Robert Andrew Powell’s article, “In the Writer’s Room,” (Harpers, 11/12 pg. 7-75) reflects upon his experiences at the Seattle Central Library, one which causes him to wonder if public facilities like these, however grandly designed, aren’t destined to deteriorate into palaces of decay. For several months, Powell almost lived at the Scandiuzzi Writers’ Room, a place set aside within the grand façade where people with a book contract, or those who can “demonstrate a serious commitment,” are given access not only to the library’s resources, but also to a cubicle, a locker and free Wi-Fi. (Ibid pg. 70.)
The Seattle Library is considered by some to be one of the 7 Wonders of the modern world. (Ibid. pg. 71).

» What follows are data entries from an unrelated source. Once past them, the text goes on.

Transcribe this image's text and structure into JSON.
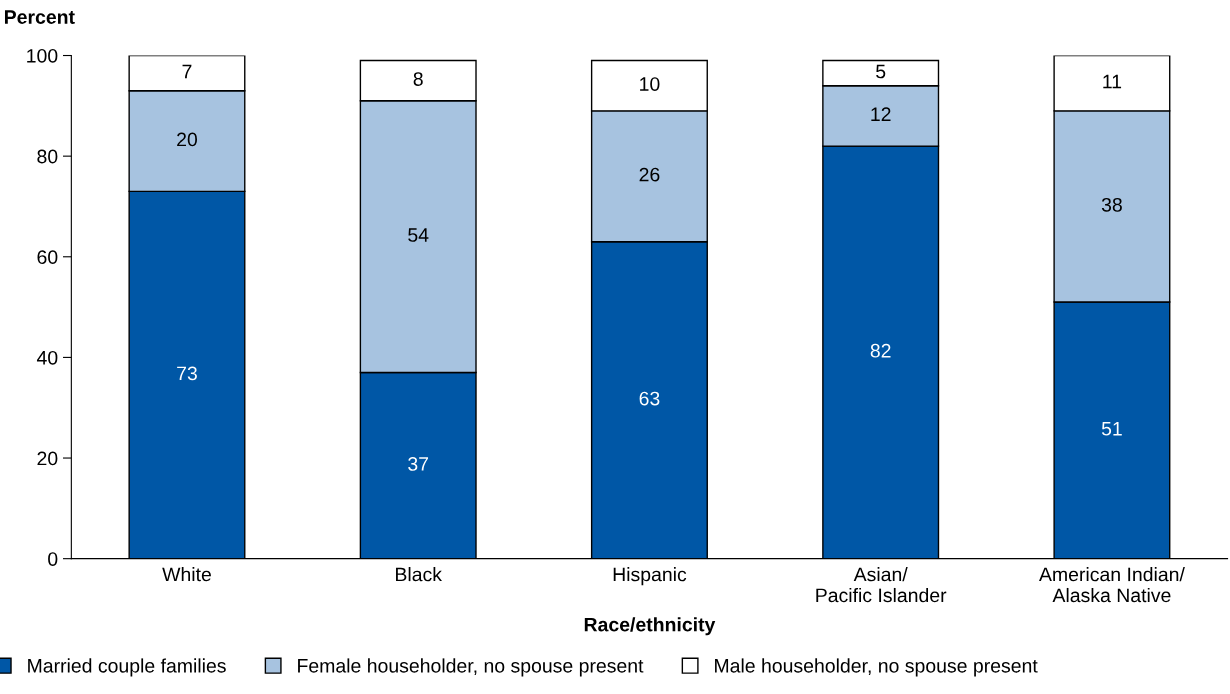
{
  "chart_data": {
    "type": "bar",
    "stacked": true,
    "ylabel": "Percent",
    "xlabel": "Race/ethnicity",
    "categories": [
      "White",
      "Black",
      "Hispanic",
      "Asian/\nPacific Islander",
      "American Indian/\nAlaska Native"
    ],
    "series": [
      {
        "name": "Married couple families",
        "color": "#0057a6",
        "values": [
          73,
          37,
          63,
          82,
          51
        ]
      },
      {
        "name": "Female householder, no spouse present",
        "color": "#a7c3e0",
        "values": [
          20,
          54,
          26,
          12,
          38
        ]
      },
      {
        "name": "Male householder, no spouse present",
        "color": "#ffffff",
        "values": [
          7,
          8,
          10,
          5,
          11
        ]
      }
    ],
    "ylim": [
      0,
      100
    ],
    "yticks": [
      0,
      20,
      40,
      60,
      80,
      100
    ],
    "data_labels": true,
    "grid": false,
    "legend": "bottom"
  }
}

My central library, by comparison, is a squat, cement construction with a handicap ramp among its bragging rights. Still my library is clean and filled with librarians who thrive on being helpful. I like my library and am even more disposed to it after reading Powell’s accounts of the Seattle library’s shell-shocked employees who spend their days dealing with the homeless and vomit in the elevators. (Ibid pg. 73) Add the presence of children left to run wild and lovers who pierce the silence with arguments, and it’s easy to see why security guards can do little against the onslaught of humanity.
That a library, so magnificently designed and at great cost to the taxpayers, would become a Mecca for the rootless should come as no surprise. Who wouldn’t choose an armchair in a palace as opposed to an unsheltered doorway or alley? But Powell’s essay raises fair questions: When does a library become a homeless shelter? How much eccentric behave will the public tolerate before losing their willingness to support libraries?
As much as I approve of the right of any citizen to come out of the rain and to read a book or magazine in a clean, well-lighted place, it’s tough to ignore the sad outcomes of good intentions.